In episode two, the big reveal hit. Three new formidable bad boys entered the mix. While I always applaud the question “Why not a woman?” I officially became a pig in shit at the sight of Wes, the ultimate CHALLENGE villain in this house. (Also, lest we forget, Kate was the surprise twist last season.) By the end of the episode, Bob orchestrates Wells’ removal at the roundtable
In episode three, Bob gets a little too big for his feathered britches. Sending Chanel Ayan, the queen of Dubai, home so soon was an error. People have started to suspect that his refusal to shut up is out of guilt, which is really just their way of confirming they’ve never watched a lick of DRAG RACE. But with the Bambis’ support, and Boston Rob’s masterful excellence to deflect the attention away from him, Bob overcame Dylan’s delicious pushback. Tony goes bye-bye and like everyone else in The Castle, I wasn’t sad about it. Over eager son of a gun.
Now, onto the TRAITORS Season 3 Week One Power Ranking….
The Most Powerful:
Boston Rob
I’m not a SURVIVOR head, so I didn’t get the hype upon sight, but his devious eyes and backward black hat/blazer combo were the first hint this man was not someone to fuck with. At his first round table, Rob’s Alan-mandated silence was so loud. At the second, he somehow managed to point the Traitor finger at Tony without pointing three back at himself.
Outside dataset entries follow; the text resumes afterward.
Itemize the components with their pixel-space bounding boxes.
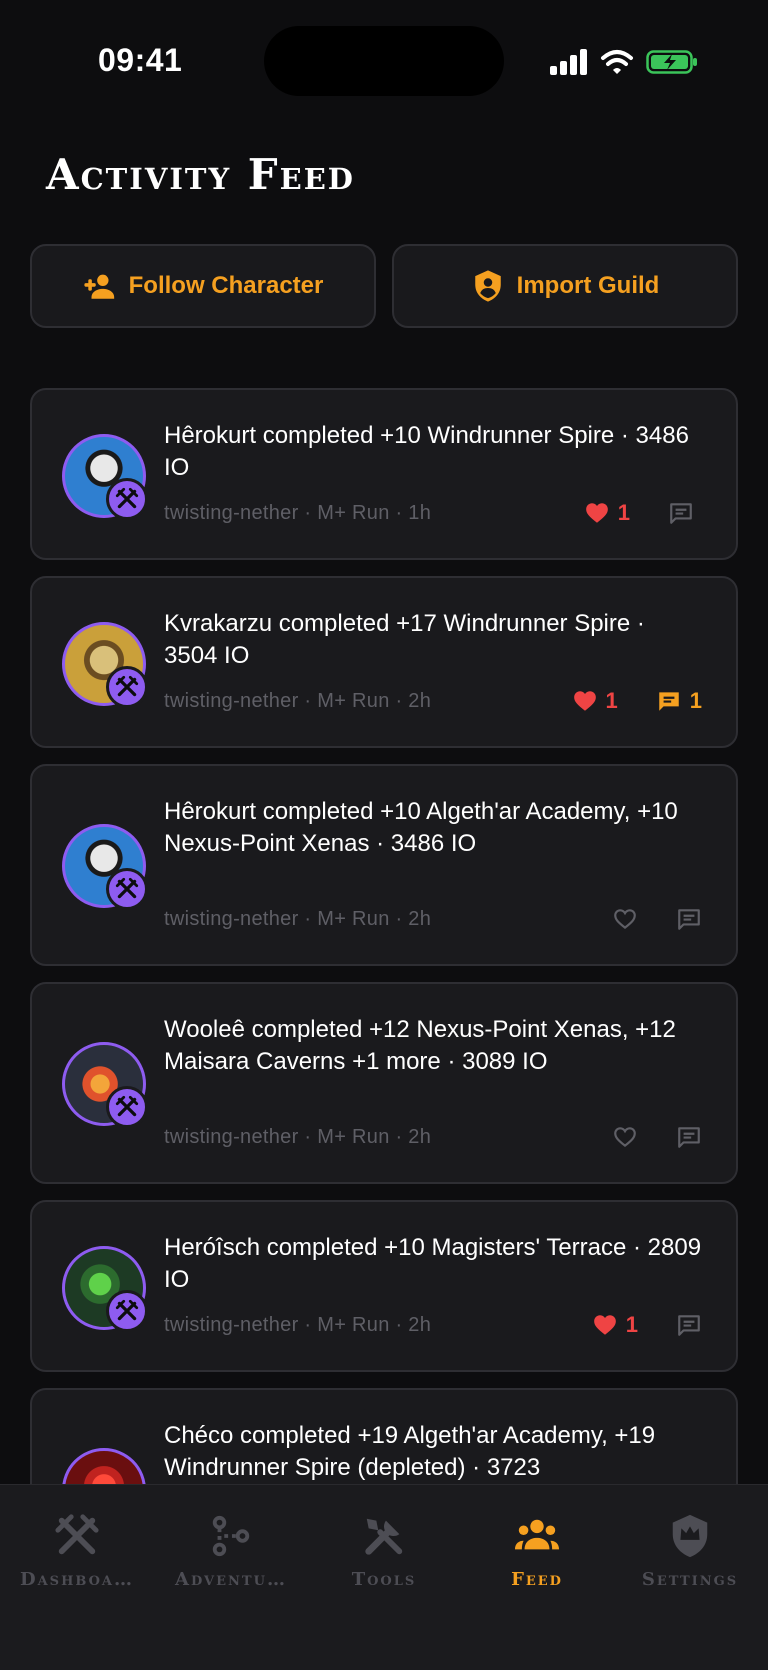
heart-filled-icon [593,1315,616,1335]
character-avatar[interactable] [62,1246,148,1332]
crossed-swords-icon [115,487,139,509]
avatar-image [62,1448,146,1484]
feed-item-meta: twisting-nether · M+ Run · 2h [164,1126,432,1148]
character-avatar[interactable] [62,622,148,708]
like-count: 1 [617,500,630,525]
character-avatar[interactable] [62,1448,146,1484]
comment-icon [678,1315,700,1336]
wifi-icon [601,50,633,74]
feed-item-meta: twisting-nether · M+ Run · 2h [164,908,432,930]
comment-icon [678,1127,700,1148]
feed-item-text: Hêrokurt completed +10 Algeth'ar Academy… [164,798,678,857]
feed-item-actions [612,906,702,932]
feed-item[interactable]: Wooleê completed +12 Nexus-Point Xenas, … [30,982,738,1184]
character-avatar[interactable] [62,1042,148,1128]
feed-item-text: Wooleê completed +12 Nexus-Point Xenas, … [164,1016,676,1075]
import-guild-label: Import Guild [516,272,660,299]
feed-item[interactable]: Hêrokurt completed +10 Algeth'ar Academy… [30,764,738,966]
comment-button[interactable] [668,500,702,526]
tab-dashboard[interactable]: Dashboa… [2,1513,152,1590]
status-time: 09:41 [98,42,183,78]
feed-item-text: Kvrakarzu completed +17 Windrunner Spire… [164,610,645,669]
comment-count: 1 [689,688,702,713]
group-icon [514,1519,560,1550]
heart-filled-icon [573,691,596,711]
like-button[interactable] [612,906,638,932]
feed-item-actions: 1 1 [572,688,702,714]
crossed-swords-icon [115,1095,139,1117]
feed-item-text: Heróîsch completed +10 Magisters' Terrac… [164,1234,702,1293]
page-title: Activity Feed [46,150,355,199]
tools-icon [365,1518,403,1555]
comment-filled-icon [659,692,679,711]
tab-tools[interactable]: Tools [309,1513,459,1590]
like-button[interactable]: 1 [584,500,630,526]
tab-label: Feed [511,1569,563,1590]
crossed-swords-icon [115,877,139,899]
feed-item[interactable]: Kvrakarzu completed +17 Windrunner Spire… [30,576,738,748]
feed-item-meta: twisting-nether · M+ Run · 2h [164,690,432,712]
shield-person-icon [474,270,501,302]
follow-character-label: Follow Character [128,272,324,299]
battery-icon [646,50,697,74]
comment-icon [670,503,692,524]
like-button[interactable] [612,1124,638,1150]
status-bar: 09:41 [0,0,768,120]
feed-item[interactable]: Hêrokurt completed +10 Windrunner Spire … [30,388,738,560]
mythic-plus-badge [106,1086,148,1128]
follow-character-button[interactable]: Follow Character [30,244,376,328]
comment-icon [678,909,700,930]
crossed-swords-icon [55,1514,99,1555]
feed-item-meta: twisting-nether · M+ Run · 2h [164,1314,432,1336]
crossed-swords-icon [115,1299,139,1321]
tab-adventure[interactable]: Adventu… [156,1513,306,1590]
feed-item-text: Hêrokurt completed +10 Windrunner Spire … [164,422,689,481]
comment-button[interactable] [676,906,702,932]
feed-item-meta: twisting-nether · M+ Run · 1h [164,502,432,524]
like-button[interactable]: 1 [592,1312,638,1338]
tab-feed[interactable]: Feed [462,1513,612,1590]
crown-shield-icon [672,1514,708,1558]
mythic-plus-badge [106,1290,148,1332]
feed-item-text: Chéco completed +19 Algeth'ar Academy, +… [164,1422,656,1481]
crossed-swords-icon [115,675,139,697]
mythic-plus-badge [106,478,148,520]
heart-outline-icon [614,909,636,930]
signal-icon [550,49,587,75]
import-guild-button[interactable]: Import Guild [392,244,738,328]
like-count: 1 [625,1312,638,1337]
tab-settings[interactable]: Settings [615,1513,765,1590]
heart-filled-icon [585,503,608,523]
heart-outline-icon [614,1127,636,1148]
status-icons [548,46,698,78]
route-icon [212,1515,250,1557]
like-button[interactable]: 1 [572,688,618,714]
feed-item-actions: 1 [584,500,702,526]
tab-bar: Dashboa… Adventu… Tools Feed Settings [0,1484,768,1670]
person-add-icon [84,274,114,299]
tab-label: Adventu… [175,1569,287,1590]
mythic-plus-badge [106,868,148,910]
feed-item-actions [612,1124,702,1150]
mythic-plus-badge [106,666,148,708]
feed-item[interactable]: Chéco completed +19 Algeth'ar Academy, +… [30,1388,738,1484]
comment-button[interactable] [676,1312,702,1338]
feed-item[interactable]: Heróîsch completed +10 Magisters' Terrac… [30,1200,738,1372]
character-avatar[interactable] [62,824,148,910]
dynamic-island [264,26,504,96]
like-count: 1 [605,688,618,713]
tab-label: Dashboa… [19,1569,134,1590]
feed-item-actions: 1 [592,1312,702,1338]
tab-label: Tools [351,1569,417,1590]
character-avatar[interactable] [62,434,148,520]
tab-label: Settings [641,1569,739,1590]
comment-button[interactable] [676,1124,702,1150]
comment-button[interactable]: 1 [656,688,702,714]
activity-feed-list: Hêrokurt completed +10 Windrunner Spire … [30,388,738,1484]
Also, I can’t say the pics of him being ridiculously hot as a youngblood have nothing to do with this ranking.
Dylan Efron
I had high hopes for baby Efron the minute he was cast. Actually, the youngest Efron is like three years old, but Dylan is the youngest on TV right now. He might be cherubic as fuck, but his prowess is understated and underestimated. Dylan has overcome a nepobaby/B-list shadow to become a star overnight simply by being his adorable (ripped) self. I’ll say it: Dylan is everything y’all wanted Peter to be. I bet Ekin Su is thinking “Damn. timing is a bitch” rn.
Bob The Drag Queen
Bob is unfuckwittable-ness embodied and an excellent choice as a Traitor. But he’s going to need to lower his voice (literally and metaphorically) if he expects to win this game. A man who walked into the room in blue feathers certainly can’t play the shy lane, but he’s going to have to lean into more strategy and less chaos if he doesn’t want to be pushed off of his throne of lies.
Honorable Mention: Wes
I giggled and kicked my feet when CT showed up in The Highlands on season two. When my sweet ginger freak, Wes, showed up, I SCREMT. Unfortunately, despite all the downtime I know these fools possess in their day to day, not enough have watched THE CHALLENGE. Thus, they will soon have to learn the hard way the havoc Sir Westofer can incite.
The Least Powerful:
Ciara
Ciara’s previously displayed talents as showcased on SUMMER HOUSE are lying in bed all day, being thin, and flipping her silk press. None of these traits are especially helpful in winning a physical and intellectual challenge. She has also been played by unremarkable men who were far less formidable than the minds in The Castle multiple times. Relatedly, the fact she has gotten about three seconds of airtime implies she’s very much not a threat to the group.
Britney Haynes
Outside of her brief BIG BROTHER drama shoutout, Britney has been even less of a non-factor. She admitted she was afraid to speak and then did an abysmal job in the clown challenge.
Sam Asgari
I appreciate that Sam hasn’t milked his relationship with Britney any further, but it seems like he may have overcorrected. I’m not sure he’s made a single audible statement outside of his exponentially louder jerry-curdled hair.
Honorable Mention: Tom Sandoval
It is deeply hilarious that Sandoval’s crime against humanity (cheating on his life partner and then being such a prick about it) has landed the man with a Scarlet A that transcends genres. I don’t think anyone will suspect him of being a Traitor but he’s just so goofy they’ll eventually vote him out for aura’s sake.